If the original pictures are not present for any reason, they will come up with a generic file icon in the document. The original reference is preserved, and will patiently wait for the original files to be replaced. This is key: this means you can take the .scriv file with you on your laptop and forget your image folder (or leave it behind intentionally for expediency). When you return to the desktop; all links will be preserved.
[quote=“AmberV”]
If you use a lot of graphics in your manuscript, 2.0 will very likely bog down. The reason is: behind the scenes things have switched to platform-standard RTF, rather than Apple’s RTFD format that nobody else can use. RTFs must embed the images directly into the text itself, which will slow down everything since auto-save is now firing off big chunks of file instead of neat tidy text files.

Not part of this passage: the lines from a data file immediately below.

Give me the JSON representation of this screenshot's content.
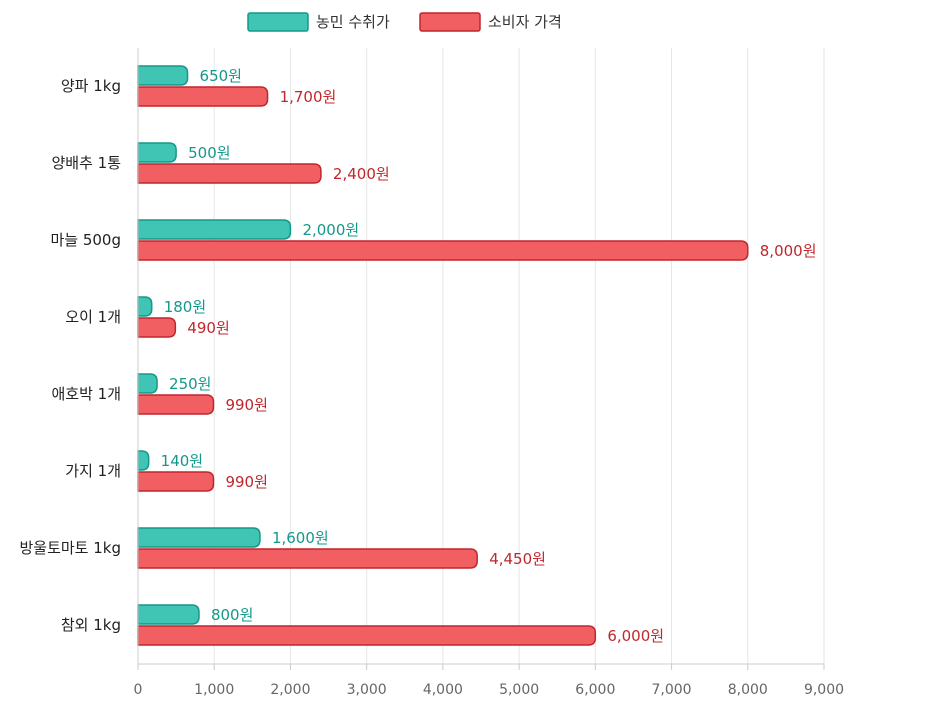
{
  "chart_data": {
    "type": "bar",
    "orientation": "horizontal",
    "categories": [
      "양파 1kg",
      "양배추 1통",
      "마늘 500g",
      "오이 1개",
      "애호박 1개",
      "가지 1개",
      "방울토마토 1kg",
      "참외 1kg"
    ],
    "series": [
      {
        "name": "농민 수취가",
        "values": [
          650,
          500,
          2000,
          180,
          250,
          140,
          1600,
          800
        ],
        "labels": [
          "650원",
          "500원",
          "2,000원",
          "180원",
          "250원",
          "140원",
          "1,600원",
          "800원"
        ]
      },
      {
        "name": "소비자 가격",
        "values": [
          1700,
          2400,
          8000,
          490,
          990,
          990,
          4450,
          6000
        ],
        "labels": [
          "1,700원",
          "2,400원",
          "8,000원",
          "490원",
          "990원",
          "990원",
          "4,450원",
          "6,000원"
        ]
      }
    ],
    "xlim": [
      0,
      9000
    ],
    "xticks": [
      0,
      1000,
      2000,
      3000,
      4000,
      5000,
      6000,
      7000,
      8000,
      9000
    ],
    "xtick_labels": [
      "0",
      "1,000",
      "2,000",
      "3,000",
      "4,000",
      "5,000",
      "6,000",
      "7,000",
      "8,000",
      "9,000"
    ],
    "grid": true,
    "legend_position": "top-center",
    "colors": {
      "farmer_fill": "#40c4b4",
      "farmer_stroke": "#13988a",
      "consumer_fill": "#f25f62",
      "consumer_stroke": "#c0272d",
      "grid": "#e6e6e6"
    }
  }
}
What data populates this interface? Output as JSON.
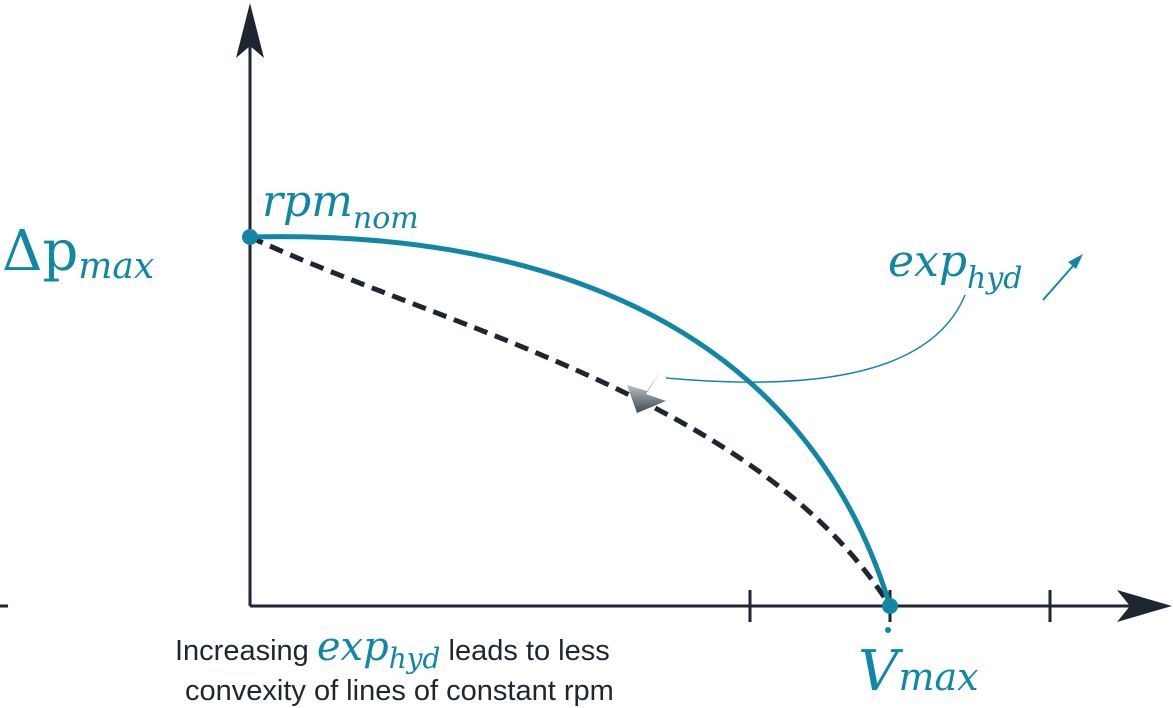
{
  "colors": {
    "axis": "#1e2632",
    "curve": "#1187a8",
    "dashed": "#1e2632",
    "arrow_start": "#ffffff",
    "arrow_end": "#3c4a52"
  },
  "labels": {
    "dp_base": "Δp",
    "dp_sub": "max",
    "rpm_base": "rpm",
    "rpm_sub": "nom",
    "exp_base": "exp",
    "exp_sub": "hyd",
    "v_base": "V",
    "v_sub": "max"
  },
  "caption": {
    "line1_pre": "Increasing ",
    "math_base": "exp",
    "math_sub": "hyd",
    "line1_post": " leads to less",
    "line2": "convexity of lines of constant rpm"
  }
}
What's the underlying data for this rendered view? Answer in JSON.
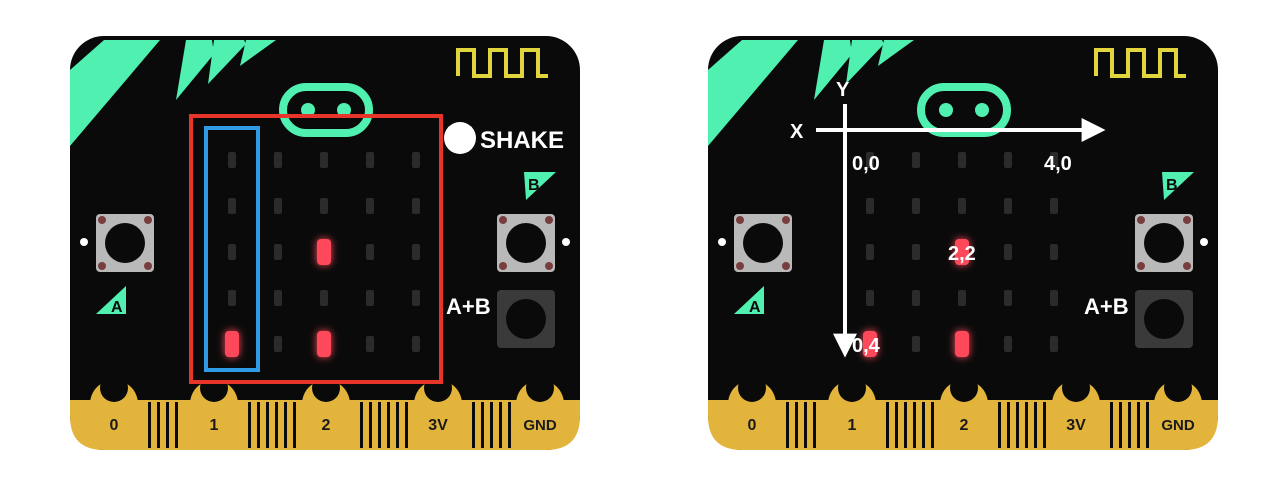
{
  "colors": {
    "board": "#0a0a0a",
    "mint": "#4ff0b0",
    "gold": "#e2b43c",
    "led_on": "#ff4a5a",
    "led_off": "#2b2b2b",
    "red_frame": "#e8352b",
    "blue_frame": "#2f9be6",
    "button_gray": "#b9b9b9",
    "pin_text": "#1a1a1a"
  },
  "board_left": {
    "shake_label": "SHAKE",
    "button_a_label": "A",
    "button_b_label": "B",
    "button_ab_label": "A+B",
    "pins": [
      "0",
      "1",
      "2",
      "3V",
      "GND"
    ],
    "leds_on": [
      [
        2,
        2
      ],
      [
        0,
        4
      ],
      [
        2,
        4
      ]
    ]
  },
  "board_right": {
    "button_a_label": "A",
    "button_b_label": "B",
    "button_ab_label": "A+B",
    "pins": [
      "0",
      "1",
      "2",
      "3V",
      "GND"
    ],
    "leds_on": [
      [
        2,
        2
      ],
      [
        0,
        4
      ],
      [
        2,
        4
      ]
    ],
    "axis_x_label": "X",
    "axis_y_label": "Y",
    "coord_labels": [
      "0,0",
      "4,0",
      "2,2",
      "0,4"
    ]
  }
}
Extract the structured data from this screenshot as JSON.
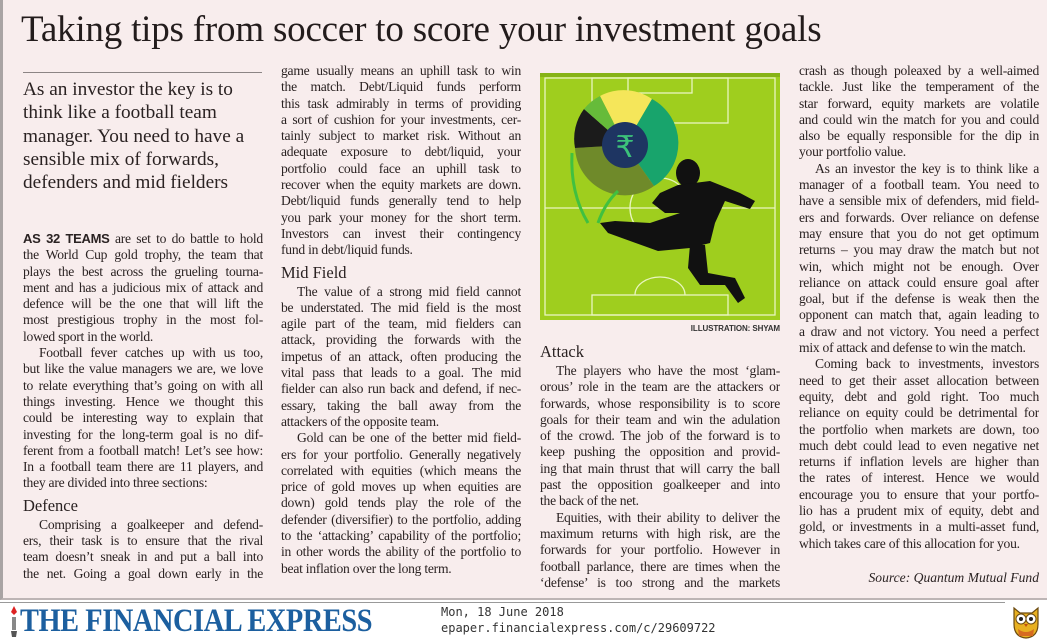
{
  "article": {
    "title": "Taking tips from soccer to score your investment goals",
    "deck": "As an investor the key is to think like a football team manager. You need to have a sensible mix of forwards, defenders and mid fielders",
    "illustration_credit": "ILLUSTRATION: SHYAM",
    "source": "Source: Quantum Mutual Fund",
    "columns": [
      {
        "blocks": [
          {
            "type": "p",
            "lead": "AS 32 TEAMS",
            "lines": [
              "are set to do battle to hold",
              "the World Cup gold trophy, the team that",
              "plays the best across the grueling tourna-",
              "ment and has a judicious mix of attack and",
              "defence will be the one that will lift the",
              "most prestigious trophy in the most fol-",
              "lowed sport in the world."
            ]
          },
          {
            "type": "p",
            "lines": [
              "Football fever catches up with us too,",
              "but like the value managers we are, we love",
              "to relate everything that’s going on with all",
              "things investing. Hence we thought this",
              "could be interesting way to explain that",
              "investing for the long-term goal is no dif-",
              "ferent from a football match! Let’s see how:",
              "In a football team there are 11 players, and",
              "they are divided into three sections:"
            ]
          },
          {
            "type": "h",
            "text": "Defence"
          },
          {
            "type": "p",
            "cont": true,
            "lines": [
              "Comprising a goalkeeper and defend-",
              "ers, their task is to ensure that the rival",
              "team doesn’t sneak in and put a ball into",
              "the net. Going a goal down early in the"
            ]
          }
        ]
      },
      {
        "blocks": [
          {
            "type": "p",
            "noindent": true,
            "lines": [
              "game usually means an uphill task to win",
              "the match. Debt/Liquid funds perform",
              "this task admirably in terms of providing",
              "a sort of cushion for your investments, cer-",
              "tainly subject to market risk. Without an",
              "adequate exposure to debt/liquid, your",
              "portfolio could face an uphill task to",
              "recover when the equity markets are down.",
              "Debt/liquid funds generally tend to help",
              "you park your money for the short term.",
              "Investors can invest their contingency",
              "fund in debt/liquid funds."
            ]
          },
          {
            "type": "h",
            "text": "Mid Field"
          },
          {
            "type": "p",
            "lines": [
              "The value of a strong mid field cannot",
              "be understated. The mid field is the most",
              "agile part of the team, mid fielders can",
              "attack, providing the forwards with the",
              "impetus of an attack, often producing the",
              "vital pass that leads to a goal. The mid",
              "fielder can also run back and defend, if nec-",
              "essary, taking the ball away from the",
              "attackers of the opposite team."
            ]
          },
          {
            "type": "p",
            "lines": [
              "Gold can be one of the better mid field-",
              "ers for your portfolio. Generally negatively",
              "correlated with equities (which means the",
              "price of gold moves up when equities are",
              "down) gold tends play the role of the",
              "defender (diversifier) to the portfolio, adding",
              "to the ‘attacking’ capability of the portfolio;",
              "in other words the ability of the portfolio to",
              "beat inflation over the long term."
            ]
          }
        ]
      },
      {
        "blocks": [
          {
            "type": "h",
            "text": "Attack"
          },
          {
            "type": "p",
            "lines": [
              "The players who have the most ‘glam-",
              "orous’ role in the team are the attackers or",
              "forwards, whose responsibility is to score",
              "goals for their team and win the adulation",
              "of the crowd. The job of the forward is to",
              "keep pushing the opposition and provid-",
              "ing that main thrust that will carry the ball",
              "past the opposition goalkeeper and into",
              "the back of the net."
            ]
          },
          {
            "type": "p",
            "cont": true,
            "lines": [
              "Equities, with their ability to deliver the",
              "maximum returns with high risk, are the",
              "forwards for your portfolio. However in",
              "football parlance, there are times when the",
              "‘defense’ is too strong and the markets"
            ]
          }
        ]
      },
      {
        "blocks": [
          {
            "type": "p",
            "noindent": true,
            "lines": [
              "crash as though poleaxed by a well-aimed",
              "tackle. Just like the temperament of the",
              "star forward, equity markets are volatile",
              "and could win the match for you and could",
              "also be equally responsible for the dip in",
              "your portfolio value."
            ]
          },
          {
            "type": "p",
            "lines": [
              "As an investor the key is to think like a",
              "manager of a football team. You need to",
              "have a sensible mix of defenders, mid field-",
              "ers and forwards. Over reliance on defense",
              "may ensure that you do not get optimum",
              "returns – you may draw the match but not",
              "win, which might not be enough. Over",
              "reliance on attack could ensure goal after",
              "goal, but if the defense is weak then the",
              "opponent can match that, again leading to",
              "a draw and not victory. You need a perfect",
              "mix of attack and defense to win the match."
            ]
          },
          {
            "type": "p",
            "lines": [
              "Coming back to investments, investors",
              "need to get their asset allocation between",
              "equity, debt and gold right. Too much",
              "reliance on equity could be detrimental for",
              "the portfolio when markets are down, too",
              "much debt could lead to even negative net",
              "returns if inflation levels are higher than",
              "the rates of interest. Hence we would",
              "encourage you to ensure that your portfo-",
              "lio has a prudent mix of equity, debt and",
              "gold, or investments in a multi-asset fund,",
              "which takes care of this allocation for you."
            ]
          }
        ]
      }
    ]
  },
  "footer": {
    "logo": "THE FINANCIAL EXPRESS",
    "date": "Mon, 18 June 2018",
    "url": "epaper.financialexpress.com/c/29609722",
    "logo_color": "#1c5f9f",
    "icon": "owl-icon"
  },
  "colors": {
    "page_bg": "#f8eded",
    "field_green": "#9ccc1c"
  }
}
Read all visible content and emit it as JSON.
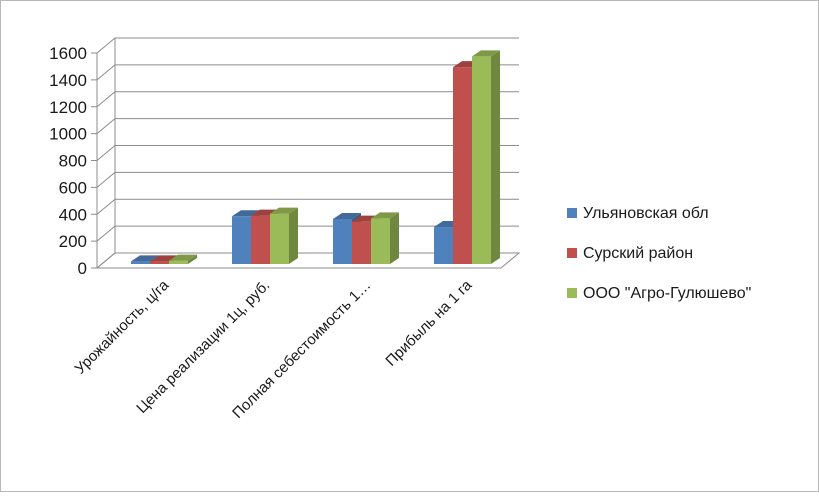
{
  "chart_data": {
    "type": "bar",
    "style": "3d-clustered-column",
    "categories": [
      "Урожайность, ц/га",
      "Цена реализации 1ц, руб.",
      "Полная себестоимость 1…",
      "Прибыль на 1 га"
    ],
    "series": [
      {
        "name": "Ульяновская обл",
        "color": "#4f81bd",
        "values": [
          20,
          355,
          335,
          275
        ]
      },
      {
        "name": "Сурский район",
        "color": "#c0504d",
        "values": [
          20,
          360,
          315,
          1465
        ]
      },
      {
        "name": "ООО \"Агро-Гулюшево\"",
        "color": "#9bbb59",
        "values": [
          25,
          375,
          340,
          1545
        ]
      }
    ],
    "title": "",
    "xlabel": "",
    "ylabel": "",
    "ylim": [
      0,
      1600
    ],
    "yticks": [
      "0",
      "200",
      "400",
      "600",
      "800",
      "1000",
      "1200",
      "1400",
      "1600"
    ],
    "grid": true,
    "legend_position": "right"
  }
}
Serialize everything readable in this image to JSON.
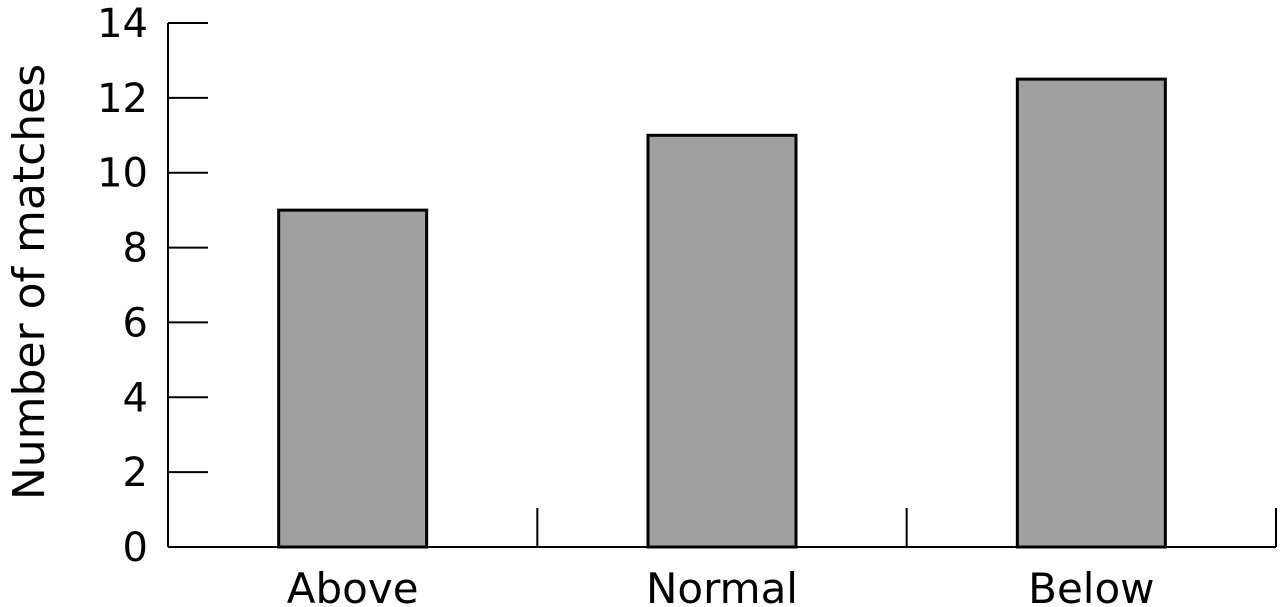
{
  "chart_data": {
    "type": "bar",
    "categories": [
      "Above",
      "Normal",
      "Below"
    ],
    "values": [
      9,
      11,
      12.5
    ],
    "title": "",
    "xlabel": "",
    "ylabel": "Number of matches",
    "ylim": [
      0,
      14
    ],
    "yticks": [
      0,
      2,
      4,
      6,
      8,
      10,
      12,
      14
    ],
    "grid": false,
    "colors": {
      "bar_fill": "#a0a0a0",
      "bar_stroke": "#000000",
      "axis": "#000000"
    }
  }
}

Actually I don’t think this is quite right. There should be no difference between 1.x and 2.0 in this regard - the switch from RTFD to RTF should make no difference. Even in 1.x, when files were saved, the entire RTFD file was re-saved to disk, so files with lots of graphics should have had the same slow saving as in 2.x. It is possible that the standard Apple RTFD saving methods were optimised in some way to avoid re-writing the images each time, but I didn’t think they were. I’ll have to look into it to give a definitive answer there.
@AmberV: I use .indd on a daily basis and believe me, without the “save package” option, this would be tough to manage, but anyway: good news, that srcrivener will deal with missing files like that, so there can be no catastrophies.
@KB: I guess it cannot only be related to the “save” issue. If I put pictures in: wheel or delayed text, even with regular (fast) typing and no 2sec pause. Remove Pictures: issue gone. Just as background information for you: project is not that big (46 mb). pictures causing this are 900kb / pic. Old project that I used with really slower machines and 1.x without any problems had 138 mb and tons of pictures and .pdf’s in some chapters. never had that issue in 1.x. I’ll be glad to test if the issue also affects more powerful machines once i get my mbp back (logic board crashed -> nice reason the get the air having to deliver the new novel by end of dec).